# New sprinkler pipe



## beach (Apr 21, 2011)

Is anyone familiar with this product? We have an application for alternate methods and materials where the applicant wants to use it for their sprinkler system.

Here's the info, it looks like a pretty nice product, however the UL listing is pending...

http://www.rpi-na.com/technical.html


----------



## cda (Apr 21, 2011)

I think my approval would also be pending

Till listed or tested to your comfort level


----------



## fatboy (Apr 21, 2011)

I'd have to agree with cda...........


----------



## FredK (Apr 21, 2011)

The system is based on a fibre reinforced polypropylene pipe (faser composite pipe)

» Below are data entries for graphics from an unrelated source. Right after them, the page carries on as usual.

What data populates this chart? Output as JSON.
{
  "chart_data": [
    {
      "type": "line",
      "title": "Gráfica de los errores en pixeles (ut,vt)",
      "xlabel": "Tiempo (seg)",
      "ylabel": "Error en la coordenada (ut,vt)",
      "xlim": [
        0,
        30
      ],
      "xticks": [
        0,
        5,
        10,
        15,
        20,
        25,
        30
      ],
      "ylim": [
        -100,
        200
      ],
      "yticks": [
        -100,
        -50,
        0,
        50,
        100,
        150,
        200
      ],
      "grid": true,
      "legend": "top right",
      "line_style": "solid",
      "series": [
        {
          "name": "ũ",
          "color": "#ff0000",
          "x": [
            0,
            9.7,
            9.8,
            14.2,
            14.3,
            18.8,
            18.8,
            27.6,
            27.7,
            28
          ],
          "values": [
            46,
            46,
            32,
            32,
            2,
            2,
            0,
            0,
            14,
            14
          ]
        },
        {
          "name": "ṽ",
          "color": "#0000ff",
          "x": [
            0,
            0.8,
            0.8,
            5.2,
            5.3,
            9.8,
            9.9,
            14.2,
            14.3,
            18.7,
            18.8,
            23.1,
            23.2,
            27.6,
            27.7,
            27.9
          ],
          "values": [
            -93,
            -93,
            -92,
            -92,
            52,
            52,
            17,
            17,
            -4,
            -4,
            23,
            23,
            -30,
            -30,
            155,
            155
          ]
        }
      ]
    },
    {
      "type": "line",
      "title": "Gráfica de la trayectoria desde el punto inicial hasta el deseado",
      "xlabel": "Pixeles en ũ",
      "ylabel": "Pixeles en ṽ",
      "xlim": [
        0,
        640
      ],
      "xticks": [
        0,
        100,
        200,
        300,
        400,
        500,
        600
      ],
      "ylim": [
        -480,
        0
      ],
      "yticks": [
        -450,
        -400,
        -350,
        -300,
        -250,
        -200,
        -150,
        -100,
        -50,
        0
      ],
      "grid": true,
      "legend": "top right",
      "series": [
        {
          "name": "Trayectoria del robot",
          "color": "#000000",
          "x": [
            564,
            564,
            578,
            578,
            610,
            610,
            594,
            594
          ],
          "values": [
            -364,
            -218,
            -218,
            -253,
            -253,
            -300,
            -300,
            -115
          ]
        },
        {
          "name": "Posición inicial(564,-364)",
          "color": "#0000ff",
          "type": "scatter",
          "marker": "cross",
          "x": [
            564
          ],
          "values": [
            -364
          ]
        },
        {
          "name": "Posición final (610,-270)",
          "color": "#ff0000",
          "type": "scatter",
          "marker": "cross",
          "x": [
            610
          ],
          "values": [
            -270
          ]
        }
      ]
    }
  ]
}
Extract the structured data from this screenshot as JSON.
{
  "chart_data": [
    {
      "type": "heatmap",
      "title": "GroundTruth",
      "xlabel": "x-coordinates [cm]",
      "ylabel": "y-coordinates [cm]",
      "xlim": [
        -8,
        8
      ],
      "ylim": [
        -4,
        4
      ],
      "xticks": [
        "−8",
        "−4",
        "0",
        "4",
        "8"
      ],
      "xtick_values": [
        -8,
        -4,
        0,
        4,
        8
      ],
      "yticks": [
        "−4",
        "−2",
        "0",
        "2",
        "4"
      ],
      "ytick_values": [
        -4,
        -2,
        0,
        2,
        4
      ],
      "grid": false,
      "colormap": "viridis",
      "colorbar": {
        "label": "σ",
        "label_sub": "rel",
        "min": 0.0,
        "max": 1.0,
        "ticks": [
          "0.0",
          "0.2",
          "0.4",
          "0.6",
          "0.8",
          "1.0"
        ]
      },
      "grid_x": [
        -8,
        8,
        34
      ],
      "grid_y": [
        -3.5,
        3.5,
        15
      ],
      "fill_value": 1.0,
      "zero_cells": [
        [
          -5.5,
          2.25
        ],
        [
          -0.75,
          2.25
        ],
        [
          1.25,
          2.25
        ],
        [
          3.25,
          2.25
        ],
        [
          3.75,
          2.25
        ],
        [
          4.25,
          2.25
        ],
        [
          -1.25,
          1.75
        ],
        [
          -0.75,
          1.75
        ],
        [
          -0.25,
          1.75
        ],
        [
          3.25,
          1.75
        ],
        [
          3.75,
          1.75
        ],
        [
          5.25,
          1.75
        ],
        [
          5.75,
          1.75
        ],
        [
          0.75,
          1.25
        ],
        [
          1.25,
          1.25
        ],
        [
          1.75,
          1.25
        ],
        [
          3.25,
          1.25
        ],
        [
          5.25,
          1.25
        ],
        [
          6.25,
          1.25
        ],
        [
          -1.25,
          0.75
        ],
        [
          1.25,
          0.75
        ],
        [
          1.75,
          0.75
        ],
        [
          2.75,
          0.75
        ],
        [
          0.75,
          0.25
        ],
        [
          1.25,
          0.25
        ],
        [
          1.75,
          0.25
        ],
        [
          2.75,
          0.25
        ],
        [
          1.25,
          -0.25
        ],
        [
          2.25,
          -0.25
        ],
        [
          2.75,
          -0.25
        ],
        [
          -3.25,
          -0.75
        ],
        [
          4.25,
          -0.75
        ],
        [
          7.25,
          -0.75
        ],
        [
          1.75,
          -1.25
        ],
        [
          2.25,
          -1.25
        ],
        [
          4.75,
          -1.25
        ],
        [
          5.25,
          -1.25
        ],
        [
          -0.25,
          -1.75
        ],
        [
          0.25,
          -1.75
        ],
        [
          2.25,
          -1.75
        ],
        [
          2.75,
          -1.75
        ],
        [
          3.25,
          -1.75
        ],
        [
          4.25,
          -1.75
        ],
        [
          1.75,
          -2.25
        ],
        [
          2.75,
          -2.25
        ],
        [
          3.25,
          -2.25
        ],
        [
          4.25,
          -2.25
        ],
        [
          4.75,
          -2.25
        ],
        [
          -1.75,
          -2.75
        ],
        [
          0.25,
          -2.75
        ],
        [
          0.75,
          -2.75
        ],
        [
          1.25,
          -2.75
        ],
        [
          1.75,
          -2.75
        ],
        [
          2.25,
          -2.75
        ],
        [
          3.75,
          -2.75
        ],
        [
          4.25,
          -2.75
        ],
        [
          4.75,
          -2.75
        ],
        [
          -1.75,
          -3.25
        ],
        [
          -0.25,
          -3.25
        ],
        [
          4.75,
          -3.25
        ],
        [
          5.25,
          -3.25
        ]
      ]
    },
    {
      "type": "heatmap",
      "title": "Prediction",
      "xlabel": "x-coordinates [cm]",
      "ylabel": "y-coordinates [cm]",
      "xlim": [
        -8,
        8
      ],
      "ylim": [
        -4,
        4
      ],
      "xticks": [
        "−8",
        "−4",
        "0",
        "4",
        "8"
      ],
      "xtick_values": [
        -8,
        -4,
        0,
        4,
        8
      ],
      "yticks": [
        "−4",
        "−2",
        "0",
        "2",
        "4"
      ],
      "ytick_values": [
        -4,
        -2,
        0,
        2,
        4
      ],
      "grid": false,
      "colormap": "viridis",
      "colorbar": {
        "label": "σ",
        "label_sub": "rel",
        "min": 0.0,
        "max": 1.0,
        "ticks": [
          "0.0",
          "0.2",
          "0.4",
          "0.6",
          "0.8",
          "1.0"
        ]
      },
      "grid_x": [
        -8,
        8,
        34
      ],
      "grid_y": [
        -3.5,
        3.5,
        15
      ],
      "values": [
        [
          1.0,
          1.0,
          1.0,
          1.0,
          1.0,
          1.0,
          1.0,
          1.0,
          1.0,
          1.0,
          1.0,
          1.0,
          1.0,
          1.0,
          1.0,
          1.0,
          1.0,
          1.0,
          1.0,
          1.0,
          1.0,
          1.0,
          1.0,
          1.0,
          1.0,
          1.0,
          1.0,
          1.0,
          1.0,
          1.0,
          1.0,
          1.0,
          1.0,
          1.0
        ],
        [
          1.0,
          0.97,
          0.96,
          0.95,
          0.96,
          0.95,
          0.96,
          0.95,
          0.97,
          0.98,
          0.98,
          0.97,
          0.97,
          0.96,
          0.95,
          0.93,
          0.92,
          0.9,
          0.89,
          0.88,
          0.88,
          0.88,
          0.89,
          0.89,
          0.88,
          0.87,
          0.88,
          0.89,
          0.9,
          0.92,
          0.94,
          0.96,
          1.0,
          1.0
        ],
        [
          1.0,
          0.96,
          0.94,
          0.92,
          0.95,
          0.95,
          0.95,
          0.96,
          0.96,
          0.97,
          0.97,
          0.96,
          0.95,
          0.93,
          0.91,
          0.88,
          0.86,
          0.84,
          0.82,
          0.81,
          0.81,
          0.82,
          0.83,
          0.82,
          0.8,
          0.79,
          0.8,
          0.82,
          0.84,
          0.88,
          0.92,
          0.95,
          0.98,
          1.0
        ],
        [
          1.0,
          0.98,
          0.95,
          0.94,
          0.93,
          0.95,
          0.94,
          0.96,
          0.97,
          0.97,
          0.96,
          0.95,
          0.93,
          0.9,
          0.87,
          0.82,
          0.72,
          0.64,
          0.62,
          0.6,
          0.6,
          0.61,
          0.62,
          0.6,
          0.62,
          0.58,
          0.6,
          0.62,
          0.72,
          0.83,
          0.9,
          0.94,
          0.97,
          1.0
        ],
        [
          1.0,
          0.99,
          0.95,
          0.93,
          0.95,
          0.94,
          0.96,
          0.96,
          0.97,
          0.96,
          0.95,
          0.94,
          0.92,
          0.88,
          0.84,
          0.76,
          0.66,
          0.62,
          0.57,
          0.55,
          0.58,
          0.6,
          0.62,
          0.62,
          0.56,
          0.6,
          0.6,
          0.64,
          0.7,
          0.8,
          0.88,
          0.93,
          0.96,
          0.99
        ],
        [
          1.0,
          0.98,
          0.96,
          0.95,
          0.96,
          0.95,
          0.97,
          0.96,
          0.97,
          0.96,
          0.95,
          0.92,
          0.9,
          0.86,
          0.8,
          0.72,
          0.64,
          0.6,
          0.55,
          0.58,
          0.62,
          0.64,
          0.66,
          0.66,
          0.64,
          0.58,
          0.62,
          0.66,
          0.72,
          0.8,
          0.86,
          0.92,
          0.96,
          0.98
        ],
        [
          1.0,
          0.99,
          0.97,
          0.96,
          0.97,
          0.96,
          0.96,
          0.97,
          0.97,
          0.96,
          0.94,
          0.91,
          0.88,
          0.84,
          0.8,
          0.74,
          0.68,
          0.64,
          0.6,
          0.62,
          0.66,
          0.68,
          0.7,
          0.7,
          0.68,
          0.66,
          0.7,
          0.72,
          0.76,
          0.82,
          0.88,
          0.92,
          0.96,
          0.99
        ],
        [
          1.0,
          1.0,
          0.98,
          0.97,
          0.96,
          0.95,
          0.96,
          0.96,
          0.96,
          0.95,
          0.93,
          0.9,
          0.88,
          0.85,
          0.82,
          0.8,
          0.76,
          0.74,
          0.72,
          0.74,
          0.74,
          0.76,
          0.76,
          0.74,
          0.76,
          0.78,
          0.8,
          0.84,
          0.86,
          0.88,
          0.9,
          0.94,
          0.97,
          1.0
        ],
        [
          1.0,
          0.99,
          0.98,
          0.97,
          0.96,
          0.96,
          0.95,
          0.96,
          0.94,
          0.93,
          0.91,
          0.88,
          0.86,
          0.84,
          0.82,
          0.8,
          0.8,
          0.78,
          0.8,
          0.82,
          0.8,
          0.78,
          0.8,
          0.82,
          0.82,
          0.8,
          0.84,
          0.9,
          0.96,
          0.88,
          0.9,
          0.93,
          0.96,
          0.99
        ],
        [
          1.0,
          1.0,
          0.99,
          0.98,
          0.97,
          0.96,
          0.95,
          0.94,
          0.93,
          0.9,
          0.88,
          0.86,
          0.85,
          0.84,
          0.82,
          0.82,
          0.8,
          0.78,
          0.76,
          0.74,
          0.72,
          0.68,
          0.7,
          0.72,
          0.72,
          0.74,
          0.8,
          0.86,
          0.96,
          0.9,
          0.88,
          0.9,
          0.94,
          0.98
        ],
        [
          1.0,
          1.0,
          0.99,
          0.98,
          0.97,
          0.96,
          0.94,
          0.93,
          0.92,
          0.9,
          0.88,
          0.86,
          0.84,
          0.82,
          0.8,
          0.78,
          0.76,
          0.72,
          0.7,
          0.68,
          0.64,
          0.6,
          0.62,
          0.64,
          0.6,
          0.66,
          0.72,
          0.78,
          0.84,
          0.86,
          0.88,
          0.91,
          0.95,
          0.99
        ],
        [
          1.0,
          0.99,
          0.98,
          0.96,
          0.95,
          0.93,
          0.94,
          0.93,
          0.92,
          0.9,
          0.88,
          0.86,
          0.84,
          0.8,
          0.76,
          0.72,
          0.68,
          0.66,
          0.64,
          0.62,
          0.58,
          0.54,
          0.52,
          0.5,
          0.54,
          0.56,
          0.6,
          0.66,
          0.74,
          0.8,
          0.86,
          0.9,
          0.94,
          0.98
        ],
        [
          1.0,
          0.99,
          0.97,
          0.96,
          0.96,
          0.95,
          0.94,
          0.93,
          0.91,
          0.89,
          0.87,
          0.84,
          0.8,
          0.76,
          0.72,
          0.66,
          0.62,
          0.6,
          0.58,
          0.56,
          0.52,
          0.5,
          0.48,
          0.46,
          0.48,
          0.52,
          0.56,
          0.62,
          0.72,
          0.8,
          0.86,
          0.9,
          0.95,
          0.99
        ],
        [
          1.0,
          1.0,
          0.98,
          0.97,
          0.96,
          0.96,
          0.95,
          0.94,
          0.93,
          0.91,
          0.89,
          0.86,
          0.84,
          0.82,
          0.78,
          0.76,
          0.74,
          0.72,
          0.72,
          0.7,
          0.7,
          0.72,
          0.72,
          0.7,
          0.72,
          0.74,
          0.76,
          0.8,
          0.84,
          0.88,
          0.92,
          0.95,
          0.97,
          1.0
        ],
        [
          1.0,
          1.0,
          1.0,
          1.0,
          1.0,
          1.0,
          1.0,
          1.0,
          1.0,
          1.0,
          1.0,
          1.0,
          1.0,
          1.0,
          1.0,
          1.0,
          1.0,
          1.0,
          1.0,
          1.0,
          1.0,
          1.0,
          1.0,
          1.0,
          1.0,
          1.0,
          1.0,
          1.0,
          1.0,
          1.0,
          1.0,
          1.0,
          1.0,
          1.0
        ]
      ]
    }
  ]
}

produced in a multi-layer extrusion process.

Wonder how this will go with the energy code wanting more skylights in 12-15 codes?

UV resistance

Pipes from fusiolen® PP-R FS should not be installed (without protection)

where subject to UV-radiation. All firestop-pipes and fittings are supplied in

UV-protected packaging to bridge transport and assembly time. Ultraviolet

rays have an influence on all high polymeric plastics. Hence, pipes should not

be stored unprotected outside for a long time. The maximum storage time

is (outside) 6 months.


----------



## AegisFPE (Apr 21, 2011)

The "Product Updates" in the OP link show that their "firestop" line is FM approved (see page 8).

Looks like it's just a different color, red pipe instead of green pipe, both by "Aquatherm."

Aquatherm "Greenpipe" Fusiolen PP-R pipe and fittings are apparently approved with FM 1635, approved April 30, 2010, Approval Identification 3036285.


----------



## cda (Apr 21, 2011)

http://www.fmglobal.com/assets/pdf/fmapprovals/1635.pdf

check 1.2.4

""""The "Product Updates" in the OP link show that their "firestop" line is FM approved (see page 8)."""

interesting I would ask for complete documentation from FM, for review


----------



## beach (Apr 21, 2011)

Thanks CDA, I couldn't find any FM listing for it............. I'm not going to approve it unless it's listed.


----------